2010年の全国の自殺者数は3万1560人(速報値)で、13年連続で3万人を超えたことが7日、警察庁のまとめで分かった。

月別では前年3~5月に記録した3千人台はなく、年間で前年より1285人(3.9%)減少。9年ぶりに3万2千人は下回ったが、依然として高い水準にある。

男女別では、男性が5.5%減の2万2178人、女性が0.1%増の9382人だった。

月別でみると、年度末の3月が最多の2947人で、最少は年末の12月で2418人。

1~6月は前年同月を45~489人下回るペースが続き、上半期では1万5906人と前年同期を7.4%下回っていた。

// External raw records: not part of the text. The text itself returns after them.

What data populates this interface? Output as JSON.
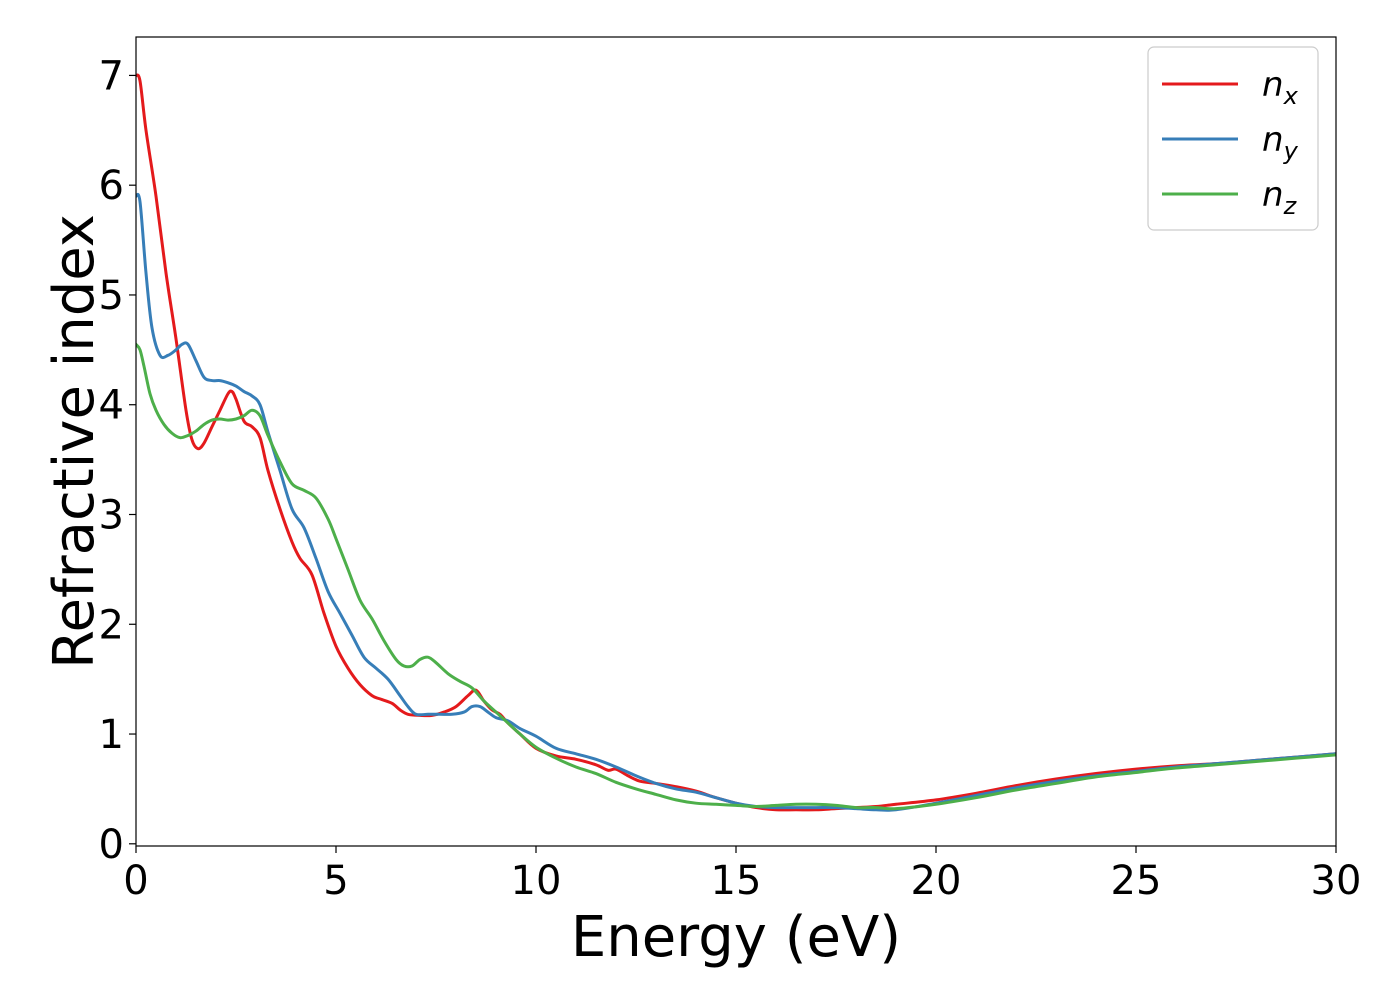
{
  "chart_data": {
    "type": "line",
    "title": "",
    "xlabel": "Energy (eV)",
    "ylabel": "Refractive index",
    "xlim": [
      0,
      30
    ],
    "ylim": [
      -0.02,
      7.35
    ],
    "xticks": [
      0,
      5,
      10,
      15,
      20,
      25,
      30
    ],
    "yticks": [
      0,
      1,
      2,
      3,
      4,
      5,
      6,
      7
    ],
    "grid": false,
    "legend_position": "top-right",
    "series": [
      {
        "name": "n",
        "subscript": "x",
        "color": "#e41a1c",
        "x": [
          0,
          0.1,
          0.25,
          0.5,
          0.75,
          1.0,
          1.25,
          1.4,
          1.55,
          1.7,
          1.9,
          2.1,
          2.3,
          2.4,
          2.5,
          2.7,
          2.9,
          3.1,
          3.3,
          3.6,
          3.9,
          4.1,
          4.4,
          4.7,
          5.0,
          5.3,
          5.6,
          5.9,
          6.1,
          6.4,
          6.6,
          6.8,
          7.1,
          7.4,
          7.7,
          8.0,
          8.3,
          8.5,
          8.7,
          8.9,
          9.1,
          9.3,
          9.6,
          10.0,
          10.5,
          11.0,
          11.5,
          11.8,
          12.0,
          12.3,
          12.6,
          13.0,
          13.5,
          14.0,
          14.5,
          15.0,
          15.5,
          16.0,
          16.5,
          17.0,
          17.5,
          18.0,
          18.5,
          19.0,
          20.0,
          21.0,
          22.0,
          23.0,
          24.0,
          25.0,
          26.0,
          27.0,
          28.0,
          29.0,
          30.0
        ],
        "values": [
          7.0,
          6.95,
          6.5,
          5.9,
          5.2,
          4.6,
          3.95,
          3.68,
          3.6,
          3.65,
          3.8,
          3.95,
          4.1,
          4.12,
          4.05,
          3.85,
          3.8,
          3.7,
          3.4,
          3.05,
          2.75,
          2.6,
          2.45,
          2.1,
          1.8,
          1.6,
          1.45,
          1.35,
          1.32,
          1.28,
          1.22,
          1.18,
          1.17,
          1.17,
          1.2,
          1.25,
          1.35,
          1.4,
          1.3,
          1.22,
          1.18,
          1.1,
          1.0,
          0.87,
          0.8,
          0.77,
          0.72,
          0.67,
          0.68,
          0.62,
          0.57,
          0.55,
          0.52,
          0.48,
          0.42,
          0.37,
          0.33,
          0.31,
          0.31,
          0.31,
          0.32,
          0.33,
          0.34,
          0.36,
          0.4,
          0.46,
          0.53,
          0.59,
          0.64,
          0.68,
          0.71,
          0.73,
          0.76,
          0.79,
          0.82
        ]
      },
      {
        "name": "n",
        "subscript": "y",
        "color": "#377eb8",
        "x": [
          0,
          0.1,
          0.25,
          0.4,
          0.6,
          0.8,
          1.0,
          1.15,
          1.3,
          1.5,
          1.7,
          1.9,
          2.1,
          2.3,
          2.5,
          2.7,
          2.9,
          3.1,
          3.3,
          3.6,
          3.9,
          4.2,
          4.5,
          4.8,
          5.1,
          5.4,
          5.7,
          6.0,
          6.3,
          6.6,
          6.8,
          7.0,
          7.3,
          7.6,
          7.9,
          8.2,
          8.4,
          8.6,
          8.8,
          9.0,
          9.3,
          9.6,
          10.0,
          10.5,
          11.0,
          11.5,
          12.0,
          12.5,
          13.0,
          13.5,
          14.0,
          14.5,
          15.0,
          15.5,
          16.0,
          16.5,
          17.0,
          17.5,
          18.0,
          18.5,
          19.0,
          20.0,
          21.0,
          22.0,
          23.0,
          24.0,
          25.0,
          26.0,
          27.0,
          28.0,
          29.0,
          30.0
        ],
        "values": [
          5.9,
          5.85,
          5.2,
          4.7,
          4.45,
          4.45,
          4.5,
          4.55,
          4.55,
          4.4,
          4.25,
          4.22,
          4.22,
          4.2,
          4.17,
          4.12,
          4.08,
          4.0,
          3.75,
          3.4,
          3.05,
          2.88,
          2.6,
          2.3,
          2.1,
          1.9,
          1.7,
          1.6,
          1.5,
          1.35,
          1.25,
          1.18,
          1.18,
          1.18,
          1.18,
          1.2,
          1.25,
          1.25,
          1.2,
          1.15,
          1.12,
          1.05,
          0.98,
          0.87,
          0.82,
          0.77,
          0.7,
          0.62,
          0.55,
          0.5,
          0.47,
          0.42,
          0.37,
          0.34,
          0.33,
          0.33,
          0.33,
          0.33,
          0.32,
          0.31,
          0.31,
          0.37,
          0.44,
          0.51,
          0.57,
          0.62,
          0.66,
          0.7,
          0.73,
          0.76,
          0.79,
          0.82
        ]
      },
      {
        "name": "n",
        "subscript": "z",
        "color": "#4daf4a",
        "x": [
          0,
          0.1,
          0.2,
          0.35,
          0.5,
          0.7,
          0.9,
          1.1,
          1.3,
          1.5,
          1.7,
          1.9,
          2.1,
          2.3,
          2.5,
          2.7,
          2.9,
          3.1,
          3.3,
          3.6,
          3.9,
          4.2,
          4.5,
          4.8,
          5.0,
          5.3,
          5.6,
          5.9,
          6.2,
          6.5,
          6.7,
          6.9,
          7.1,
          7.3,
          7.5,
          7.8,
          8.1,
          8.4,
          8.7,
          9.0,
          9.3,
          9.6,
          10.0,
          10.5,
          11.0,
          11.5,
          12.0,
          12.5,
          13.0,
          13.5,
          14.0,
          14.5,
          15.0,
          15.5,
          16.0,
          16.5,
          17.0,
          17.5,
          18.0,
          18.5,
          19.0,
          20.0,
          21.0,
          22.0,
          23.0,
          24.0,
          25.0,
          26.0,
          27.0,
          28.0,
          29.0,
          30.0
        ],
        "values": [
          4.55,
          4.5,
          4.35,
          4.1,
          3.95,
          3.82,
          3.74,
          3.7,
          3.72,
          3.76,
          3.82,
          3.86,
          3.87,
          3.86,
          3.87,
          3.9,
          3.95,
          3.9,
          3.72,
          3.48,
          3.28,
          3.22,
          3.15,
          2.96,
          2.78,
          2.5,
          2.22,
          2.05,
          1.85,
          1.68,
          1.62,
          1.62,
          1.68,
          1.7,
          1.65,
          1.55,
          1.48,
          1.42,
          1.3,
          1.2,
          1.1,
          1.0,
          0.88,
          0.78,
          0.7,
          0.64,
          0.56,
          0.5,
          0.45,
          0.4,
          0.37,
          0.36,
          0.35,
          0.34,
          0.35,
          0.36,
          0.36,
          0.35,
          0.33,
          0.33,
          0.32,
          0.36,
          0.42,
          0.49,
          0.55,
          0.61,
          0.65,
          0.69,
          0.72,
          0.75,
          0.78,
          0.81
        ]
      }
    ]
  }
}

下半期は11月に前年同月比で252人増となるなど増減を繰り返した。

都道府県別で前年より大きく減ったのは24.6%減の三重(359人)や17.3%減の青森(449人)、16.0%減の秋田(368人)など。

11府県では増加し、滋賀(356人)と香川(240人)は9%以上増えた。

東京は1.7%減の2938人で全国ワースト1、大阪は0.4%減の2031人でワースト2だった。

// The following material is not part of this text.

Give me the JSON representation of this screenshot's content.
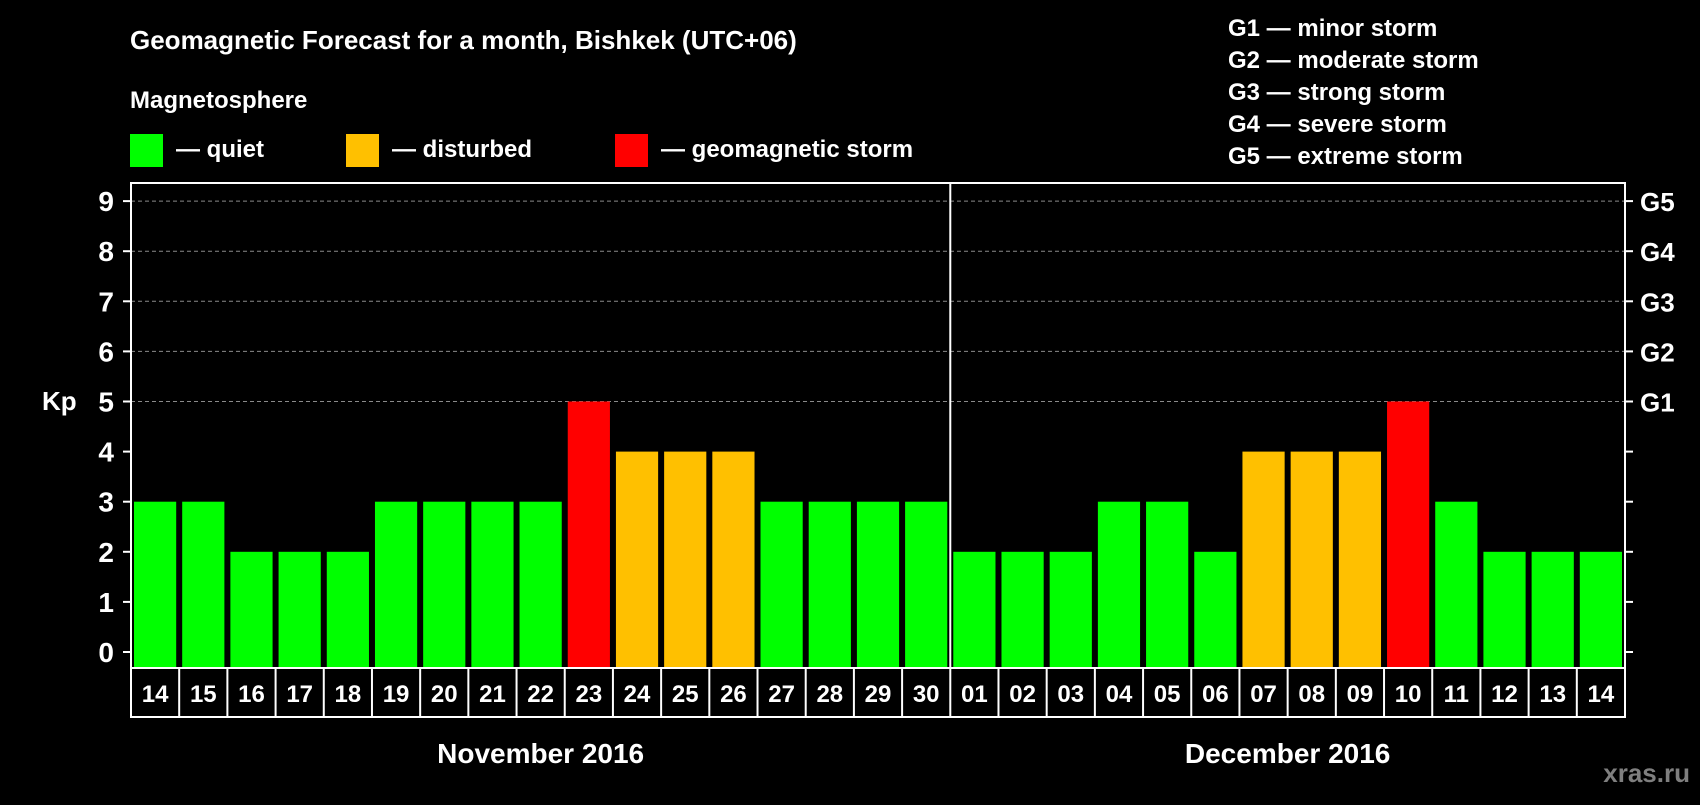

年間の自殺者数は統計を始めた1978年から97年まで2万~2万5千人台で推移。不況が深刻化した98年から3万人超の状態が続き、2003年が3万4427人で最悪となっている。

政府は昨年、自殺者の多い傾向にある3月を「自殺対策強化月間」と定め、うつの兆候の睡眠不足の自覚を促す街頭キャンペーンを実施するなど対策を進めている。

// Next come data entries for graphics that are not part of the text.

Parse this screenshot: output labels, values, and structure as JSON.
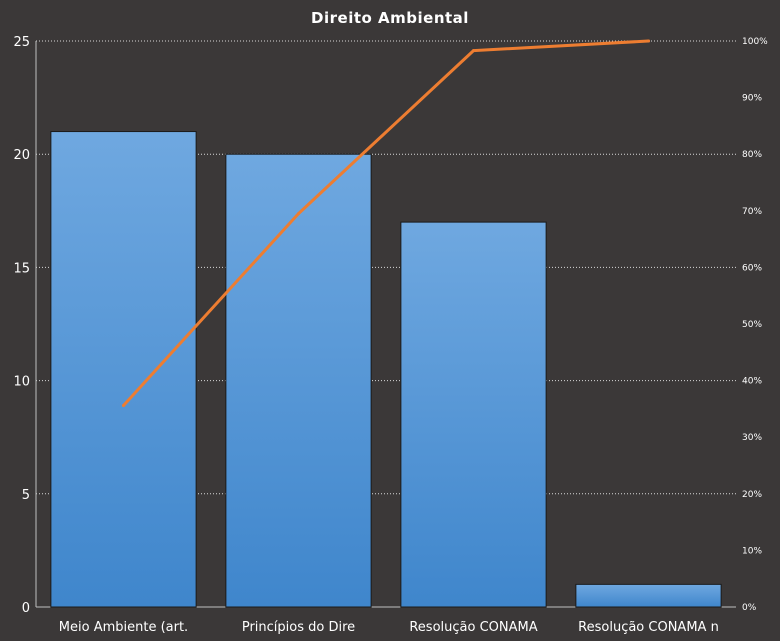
{
  "chart_data": {
    "type": "bar",
    "title": "Direito  Ambiental",
    "categories": [
      "Meio Ambiente (art.",
      "Princípios do Dire",
      "Resolução CONAMA",
      "Resolução CONAMA n"
    ],
    "series": [
      {
        "values": [
          21,
          20,
          17,
          1
        ]
      },
      {
        "values": [
          35.6,
          69.5,
          98.3,
          100
        ],
        "axis": "secondary",
        "type": "line"
      }
    ],
    "ylim": [
      0,
      25
    ],
    "yticks": [
      "0",
      "5",
      "10",
      "15",
      "20",
      "25"
    ],
    "y2lim": [
      0,
      100
    ],
    "y2ticks": [
      "0%",
      "10%",
      "20%",
      "30%",
      "40%",
      "50%",
      "60%",
      "70%",
      "80%",
      "90%",
      "100%"
    ],
    "grid": true,
    "legend": "none",
    "colors": {
      "background": "#3b3838",
      "bar_top": "#6fa8e0",
      "bar_bottom": "#3f86cc",
      "line": "#ed7d31",
      "grid": "#d9d9d9",
      "text": "#ffffff"
    }
  }
}
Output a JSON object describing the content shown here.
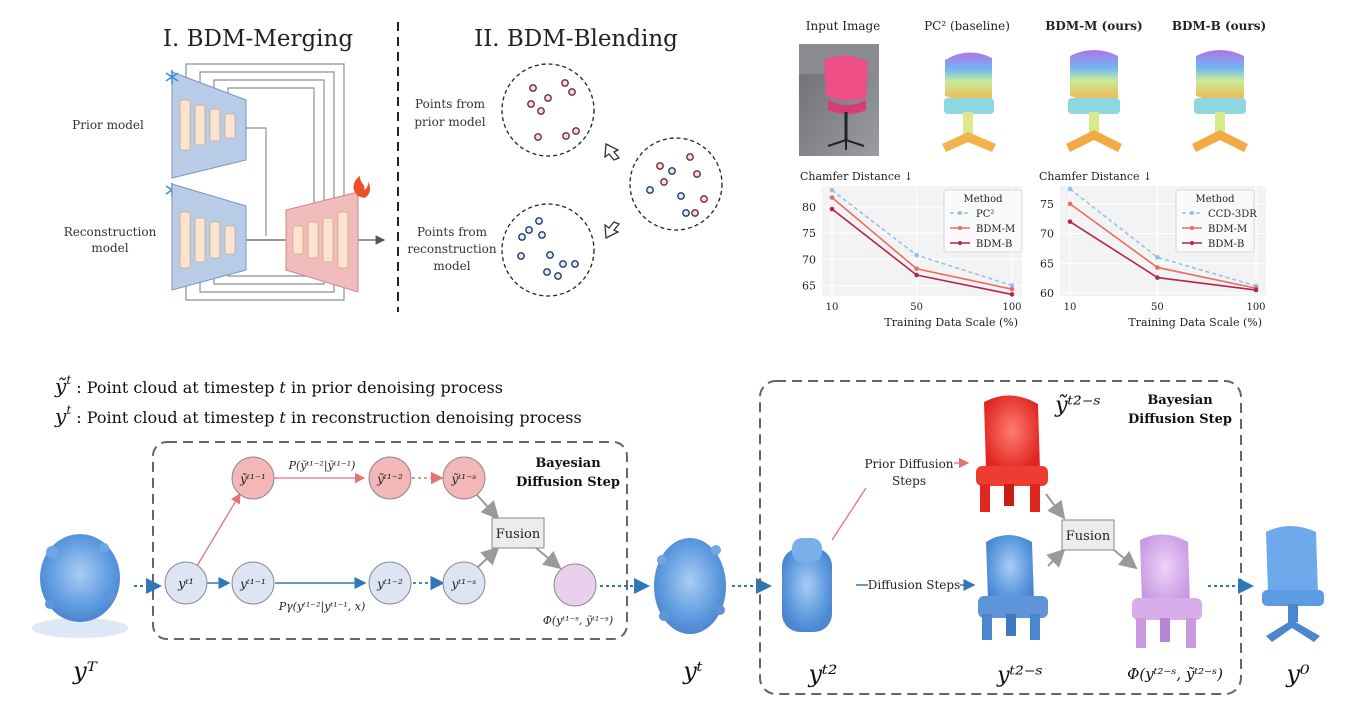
{
  "merging": {
    "title": "I. BDM-Merging",
    "prior_label": "Prior model",
    "recon_label_1": "Reconstruction",
    "recon_label_2": "model",
    "freeze_icon": "snowflake-icon",
    "train_icon": "fire-icon"
  },
  "blending": {
    "title": "II. BDM-Blending",
    "prior_points_1": "Points from",
    "prior_points_2": "prior model",
    "recon_points_1": "Points from",
    "recon_points_2": "reconstruction",
    "recon_points_3": "model"
  },
  "gallery": {
    "headers": [
      "Input Image",
      "PC² (baseline)",
      "BDM-M (ours)",
      "BDM-B (ours)"
    ]
  },
  "legend_text": {
    "line1_sym": "ỹ",
    "line1_sup": "t",
    "line1_text": " : Point cloud at timestep ",
    "line1_t": "t",
    "line1_rest": " in prior denoising process",
    "line2_sym": "y",
    "line2_sup": "t",
    "line2_text": " : Point cloud at timestep ",
    "line2_t": "t",
    "line2_rest": " in reconstruction denoising process"
  },
  "bds1": {
    "title_1": "Bayesian",
    "title_2": "Diffusion Step",
    "prior_prob": "P(ỹᵗ¹⁻²|ỹᵗ¹⁻¹)",
    "recon_prob": "Pγ(yᵗ¹⁻²|yᵗ¹⁻¹, x)",
    "fusion": "Fusion",
    "phi": "Φ(yᵗ¹⁻ˢ, ỹᵗ¹⁻ˢ)",
    "nodes_prior": [
      "ỹᵗ¹⁻¹",
      "ỹᵗ¹⁻²",
      "ỹᵗ¹⁻ˢ"
    ],
    "nodes_recon": [
      "yᵗ¹",
      "yᵗ¹⁻¹",
      "yᵗ¹⁻²",
      "yᵗ¹⁻ˢ"
    ]
  },
  "bds2": {
    "title_1": "Bayesian",
    "title_2": "Diffusion Step",
    "prior_steps_1": "Prior Diffusion",
    "prior_steps_2": "Steps",
    "diff_steps": "Diffusion Steps",
    "fusion": "Fusion",
    "label_prior": "ỹᵗ²⁻ˢ",
    "label_recon": "yᵗ²⁻ˢ",
    "label_phi": "Φ(yᵗ²⁻ˢ, ỹᵗ²⁻ˢ)",
    "label_yt2": "yᵗ²"
  },
  "bottom_labels": {
    "yT": "yᵀ",
    "yt": "yᵗ",
    "y0": "y⁰"
  },
  "colors": {
    "prior_red": "#e57373",
    "recon_blue": "#6fa6d8",
    "arrow_blue": "#2f78b7",
    "node_red_fill": "#f4b7b7",
    "node_blue_fill": "#dde4f3",
    "phi_fill": "#ead0ee",
    "box_pink": "#f2bcbc",
    "box_blue": "#b8cce8",
    "bar_fill": "#fbe3cf"
  },
  "chart_data": [
    {
      "type": "line",
      "title": "Chamfer Distance ↓",
      "xlabel": "Training Data Scale (%)",
      "ylabel": "",
      "x": [
        10,
        50,
        100
      ],
      "xticks": [
        "10",
        "50",
        "100"
      ],
      "yticks": [
        65,
        70,
        75,
        80
      ],
      "ylim": [
        63,
        84
      ],
      "grid": true,
      "legend_title": "Method",
      "legend_position": "top-right",
      "series": [
        {
          "name": "PC²",
          "values": [
            83.2,
            70.8,
            65.0
          ],
          "color": "#8fc3ec",
          "dashed": true
        },
        {
          "name": "BDM-M",
          "values": [
            81.8,
            68.2,
            64.3
          ],
          "color": "#ec6b5f",
          "dashed": false
        },
        {
          "name": "BDM-B",
          "values": [
            79.6,
            67.0,
            63.3
          ],
          "color": "#b3254e",
          "dashed": false
        }
      ]
    },
    {
      "type": "line",
      "title": "Chamfer Distance ↓",
      "xlabel": "Training Data Scale (%)",
      "ylabel": "",
      "x": [
        10,
        50,
        100
      ],
      "xticks": [
        "10",
        "50",
        "100"
      ],
      "yticks": [
        60,
        65,
        70,
        75
      ],
      "ylim": [
        59.5,
        78
      ],
      "grid": true,
      "legend_title": "Method",
      "legend_position": "top-right",
      "series": [
        {
          "name": "CCD-3DR",
          "values": [
            77.5,
            66.0,
            61.2
          ],
          "color": "#8fc3ec",
          "dashed": true
        },
        {
          "name": "BDM-M",
          "values": [
            75.0,
            64.3,
            60.8
          ],
          "color": "#ec6b5f",
          "dashed": false
        },
        {
          "name": "BDM-B",
          "values": [
            72.0,
            62.6,
            60.5
          ],
          "color": "#b3254e",
          "dashed": false
        }
      ]
    }
  ]
}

国立精神・神経センターの竹島正・自殺予防総合対策センター長は「13年連続で3万人を超えたのは憂慮すべきこと。啓発活動だけでなく、幼少時のトラウマや経済問題など複雑な問題を抱えるリスクの高い人たちに焦点を当てた対策が必要だ」と話している。

以上、長引く経済不況や失業率の高止まり、日本型経営システムの制度疲労などに伴って、1998年以降、各年齢で自殺率が上昇し、特に中高年の自殺率が他の年齢層と比べて高いのが日本の特徴です。

 2004年以降は50歳代が減少する反面、30歳代と70歳代という若い世代及び高齢者が増加する傾向となっています。2008年には30歳代が最大値を更新し、高齢者は60歳代が増加しています。

 こうした最近の傾向は、リストラなど改革に伴う痛みによる50歳代中心の構造から、若年の非正規雇用や高齢者の社会保障不安なども影響していると推測されます。

 自殺者を減らしていくためには、世代や動機別の実態に応じた取り組みを具体化していく必要があります。

 長期不況の克服、失業対策はもちろんですが、政府や自治体は宗教とも連携した「うつ病対策」や人間関係の絆づくり、学校におけるいじめ防止やメンタルケアなど幅広い対策を早急に行っていく必要があります。

 【参考】「いじめが重要な要因」中2自殺で調査結果 2011年1月8日 読売より

千葉県市川市立中学校2年の男子生徒が昨年11月に自殺した問題で、市教委は7日、「いじめが重要な要因と思われる」とする調査結果を明らかにした。

 ただ、遺書がないことなどから「自殺の直接的な原因は特定できない」としている。

 男子生徒は11月14日に自宅で首をつって自殺。同月1日に同校が行ったアンケート調査に「いじめられたことがある」と回答していたため、市教委が自殺後、周囲の生徒から話を聞くなどの調査をしていた。

 その結果、複数の生徒が男子生徒に、「暴言や悪口を言う」「物を隠す」「訳もなくたたく」といった行為をとっていたことを認めたという。一方、学業や部活の悩みも自殺の原因に考えられるとし、「いじめを含む複合的な原因による自殺」との見解に至った。